WASHINGTON — U.S. Sen. Sherrod Brown, D-Ohio, reiterated his objections to Republican efforts to repeal the Affordable Care Act on Wednesday, holding a conference call with Ohio reporters to voice his concerns for how a proposed replacement to the ACA would affect health care in rural communities.
Both Brown and Mike Winthrop, president and CEO of Bellevue Hospital, said that repealing the ACA, also known as Obamacare, and the Medicaid expansion program will negatively impact rural counties, the 50 of which in Ohio account for more than 20 percent of the state’s population.
“The potential of the ACA repeal will have a devastating effect on hospitals all across the country and, most notably, small and rural hospitals,” Winthrop said. “In Ohio, Medicaid Expansion has given access, and hope, to over 170,000 residents in rural communities. With proper coverage, individuals are more likely to receive routine, including preventative, care and therefore lessen their risk of various illnesses and diseases.”
Brown issued a report citing research from the Chartis Center for Rural Health saying that 22 percent of Ohio hospitals would be at risk of closure because of Medicaid funding cuts should the Better Care Reconciliation Act, the ACA alternative proposed by Senate Republicans, become law.

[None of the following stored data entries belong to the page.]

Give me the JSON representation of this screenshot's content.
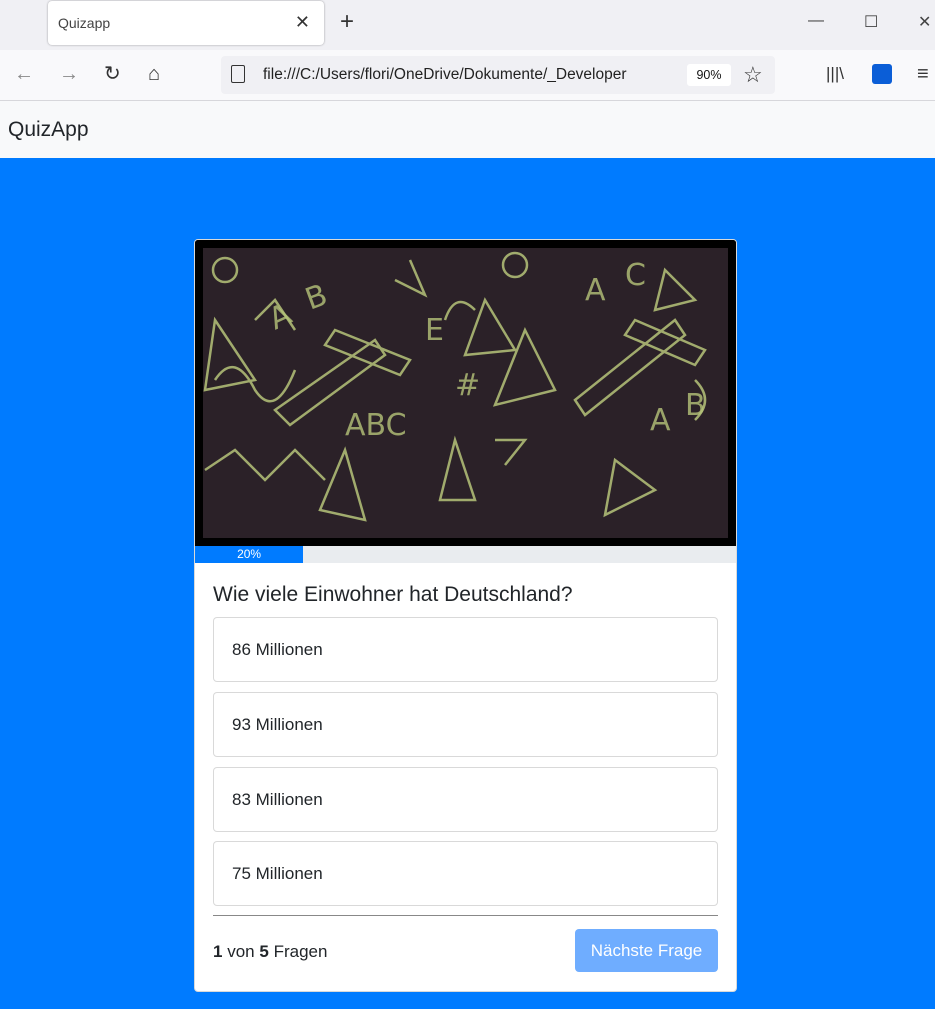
{
  "browser": {
    "tab_title": "Quizapp",
    "url": "file:///C:/Users/flori/OneDrive/Dokumente/_Developer",
    "zoom": "90%"
  },
  "app": {
    "brand": "QuizApp"
  },
  "quiz": {
    "progress_label": "20%",
    "progress_fraction": 0.2,
    "question": "Wie viele Einwohner hat Deutschland?",
    "answers": [
      "86 Millionen",
      "93 Millionen",
      "83 Millionen",
      "75 Millionen"
    ],
    "counter": {
      "current": "1",
      "sep": "von",
      "total": "5",
      "suffix": "Fragen"
    },
    "next_label": "Nächste Frage"
  },
  "colors": {
    "accent": "#007bff",
    "button_disabled": "#6fadff"
  }
}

“Our rural counties already face unique health care challenges from attracting top talent, to delivering care to far-flung populations, to fighting the opioid epidemic,” Brown said. “Instead of pushing legislation that harms Ohioans in rural communities to pad the pockets of insurance and pharmaceutical CEOs, we should be working together to tackle these challenges and lower health care costs for all families.”

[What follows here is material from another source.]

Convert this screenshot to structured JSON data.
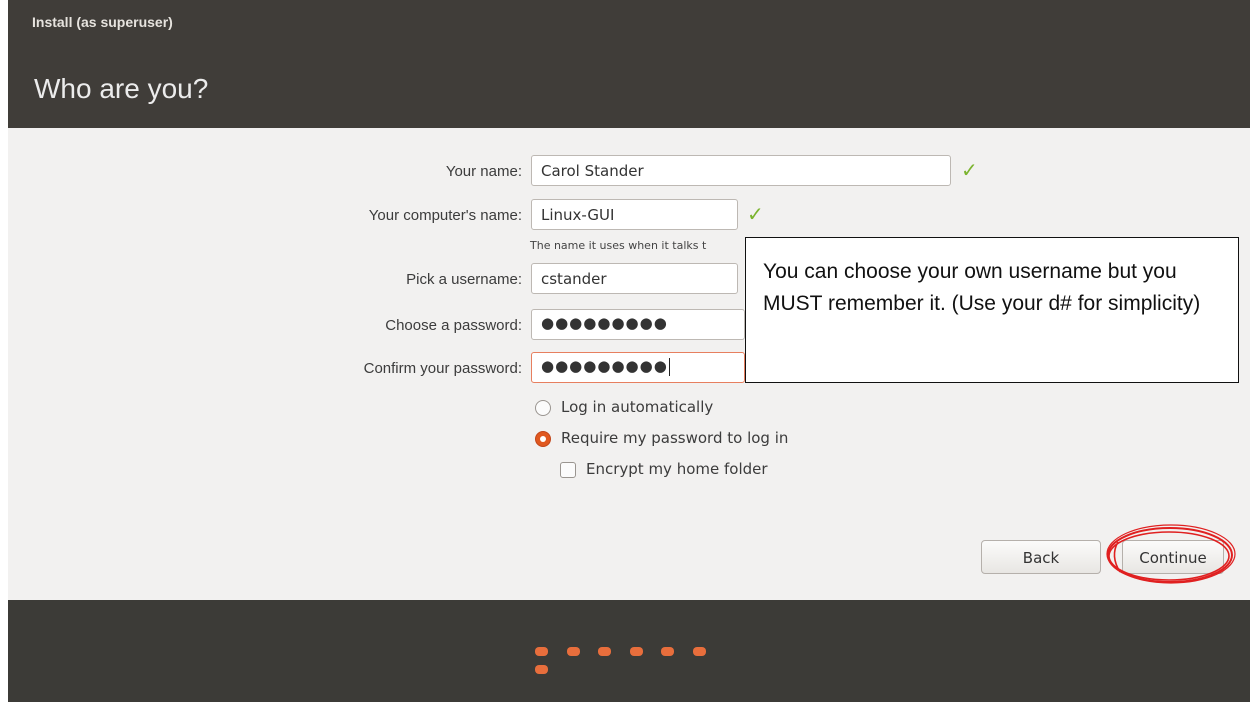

Both Brown and Winthrop acknowledged that there are deficiencies in the ACA in its current form, as evidenced by the lack of available plans, higher premiums and closures of health coverage cooperatives. However, Brown said he believes action can be taken to stabilize the current system rather than try to put a new one in place.
“First of all, you need the administration to act more predictably,” he said. “When the administration, every month, dances about whether we’re going to put subsidies in or withdraw them, it makes insurers nervous. Second, you work to get more young, healthy people in [coverage plans]. That would make a huge difference. Third, we get the cost of drugs under control. We have four or five ideas that we’ve introduced in bill form. Last, we need to pass the bill that I worked on 10 years ago on the public option. A public option would guarantee that whether it’s Allen County, Van Wert County, Putnam County or anywhere in western Ohio or anywhere else, they would always have a public option, which looks a lot like Medicare, in those counties.”